The World’s Top Innovation Models in One Chart
This week I was honored to speak at the Innov8rs community event Connect: Business Design & Venture Building. It featured a great group of folks around the world. In my talk, I built on some of the stuff that I’ve already written about here like How to Create Pathways for Innovation in Your Organization, The Challenges and Strengths of Corporation Incubation, and How to Unlock Innovation Growth with Fruit, Trees, and Soil.
I also teased at a new artifact that many innovators have been excited about. It builds on the Maturity Model for Incubation.
One Chart to Rule Them All
Here’s a deep mapping across many of the most popular methods and models available, with a lens of how this fits into large organizations.
Models Mapped
The above chart, maps the following models:
- A modified version of the Lean Analytics method by Croll and Yoskovitz. The modifications were covered in A Maturity Model for Incubation Projects.

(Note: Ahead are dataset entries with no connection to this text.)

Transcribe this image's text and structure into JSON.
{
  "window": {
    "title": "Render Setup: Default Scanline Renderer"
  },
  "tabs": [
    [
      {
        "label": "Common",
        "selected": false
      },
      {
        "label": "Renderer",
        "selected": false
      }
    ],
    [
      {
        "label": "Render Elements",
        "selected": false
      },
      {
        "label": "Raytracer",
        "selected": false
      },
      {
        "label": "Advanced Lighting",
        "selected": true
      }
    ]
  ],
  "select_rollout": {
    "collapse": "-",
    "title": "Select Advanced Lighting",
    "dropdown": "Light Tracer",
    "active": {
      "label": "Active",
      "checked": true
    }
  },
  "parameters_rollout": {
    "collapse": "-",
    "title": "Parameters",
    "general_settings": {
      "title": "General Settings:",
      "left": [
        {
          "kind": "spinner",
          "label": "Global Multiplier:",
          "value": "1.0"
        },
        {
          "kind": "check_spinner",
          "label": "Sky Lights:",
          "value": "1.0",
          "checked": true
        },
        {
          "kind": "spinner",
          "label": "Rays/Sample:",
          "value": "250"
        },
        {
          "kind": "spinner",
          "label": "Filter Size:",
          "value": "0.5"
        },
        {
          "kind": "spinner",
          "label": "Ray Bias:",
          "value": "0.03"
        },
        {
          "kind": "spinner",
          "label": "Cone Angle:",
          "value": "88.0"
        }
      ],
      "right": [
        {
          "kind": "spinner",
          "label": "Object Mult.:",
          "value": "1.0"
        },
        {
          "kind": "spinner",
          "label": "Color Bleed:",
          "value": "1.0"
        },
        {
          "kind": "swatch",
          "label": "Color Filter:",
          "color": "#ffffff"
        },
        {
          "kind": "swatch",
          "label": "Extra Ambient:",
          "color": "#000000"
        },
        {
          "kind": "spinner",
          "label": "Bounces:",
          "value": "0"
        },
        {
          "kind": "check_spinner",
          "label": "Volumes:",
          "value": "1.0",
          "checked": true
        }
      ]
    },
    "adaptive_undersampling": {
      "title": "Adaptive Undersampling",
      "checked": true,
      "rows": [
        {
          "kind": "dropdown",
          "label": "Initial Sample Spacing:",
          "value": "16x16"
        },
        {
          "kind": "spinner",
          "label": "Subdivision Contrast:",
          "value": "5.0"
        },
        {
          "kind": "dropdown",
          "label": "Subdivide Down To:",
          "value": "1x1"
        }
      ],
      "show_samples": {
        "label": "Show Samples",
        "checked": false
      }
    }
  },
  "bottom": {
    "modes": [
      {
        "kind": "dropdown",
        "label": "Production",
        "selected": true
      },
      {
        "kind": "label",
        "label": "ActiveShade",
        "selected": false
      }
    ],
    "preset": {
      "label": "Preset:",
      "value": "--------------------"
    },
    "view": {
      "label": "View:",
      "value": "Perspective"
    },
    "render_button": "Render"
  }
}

- The Lean Startup by Eric Ries, and some of the key concepts extracted from this.
- Zone to Win by Geoffrey Moore, which I’ve covered in previous posts like Ambidexterity: Zone to Create Breakthroughs and Growth.

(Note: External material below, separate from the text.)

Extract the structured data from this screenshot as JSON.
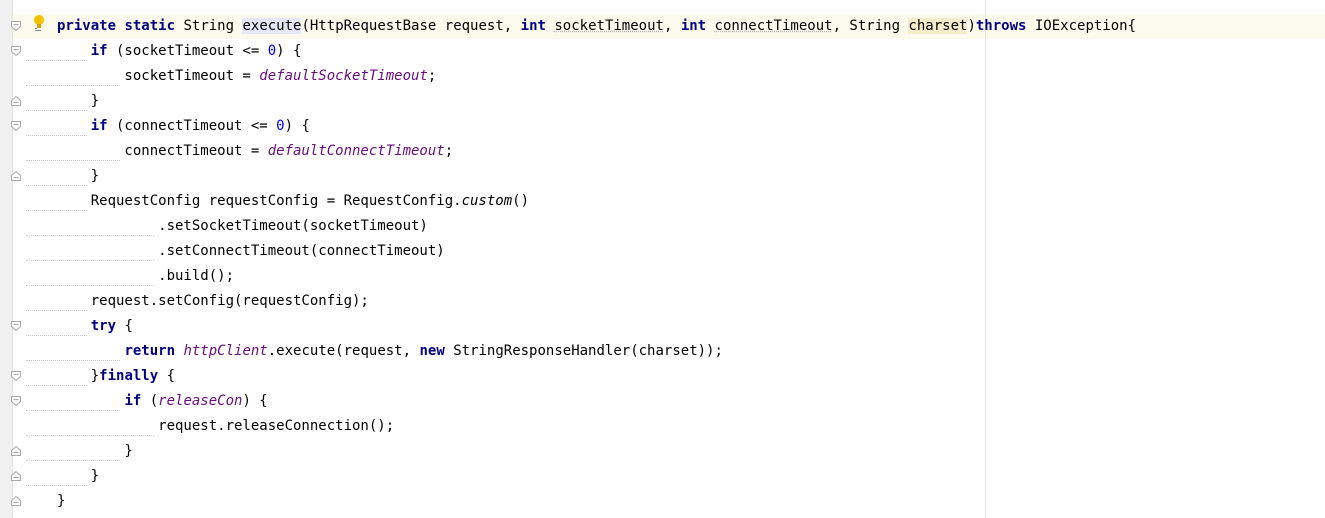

- The Lean Canvas tool created by Ash Maurya, as found on his site at leanstack.com as well as his books Running Lean and Scaling Lean, both of which are excellent.
- The Technology Adoption Curve, which was coined by Everett M. Rogers and popularized by Geoffrey Moore in Crossing the Chasm.
- The Growth Pyramid model by Sean Ellis, the inventor of the near ubiquitous terms “growth hacking” and “product-market fit.”
- Pirate Metrics funnel by Dave McClure—awareness, acquisition, activation, retention, referral, revenue. So called because their abbreviation spells out AAARRR—pronounce it in your best (i.e., cheesiest) pirate accent.
Lens: Large Organizations
This model takes a particular lens, which is that of innovating within large organizations. While this mapping would be similar for the startup world, this particular chart has details specific to innovating in large organizations.
For instance:
- It includes the Zone to Win model which really only makes sense inside a larger organization.
- It includes my big org-specific mapping of the terms in Lean Analytics as covered in the referenced post. Namely, Virality is Spread and Revenue is now generalized to Impact.
- The Lean Canvas column shows the strength of applying unfair advantage earlier, whereas startups wouldn’t necessarily have unfair advantages to leverage.
Lens: Incubation
This also takes the lens of spacing out the steps of the modified Lean Analytics model evenly. That leads toward a skew that doesn’t reflect the time that this would take to really spread.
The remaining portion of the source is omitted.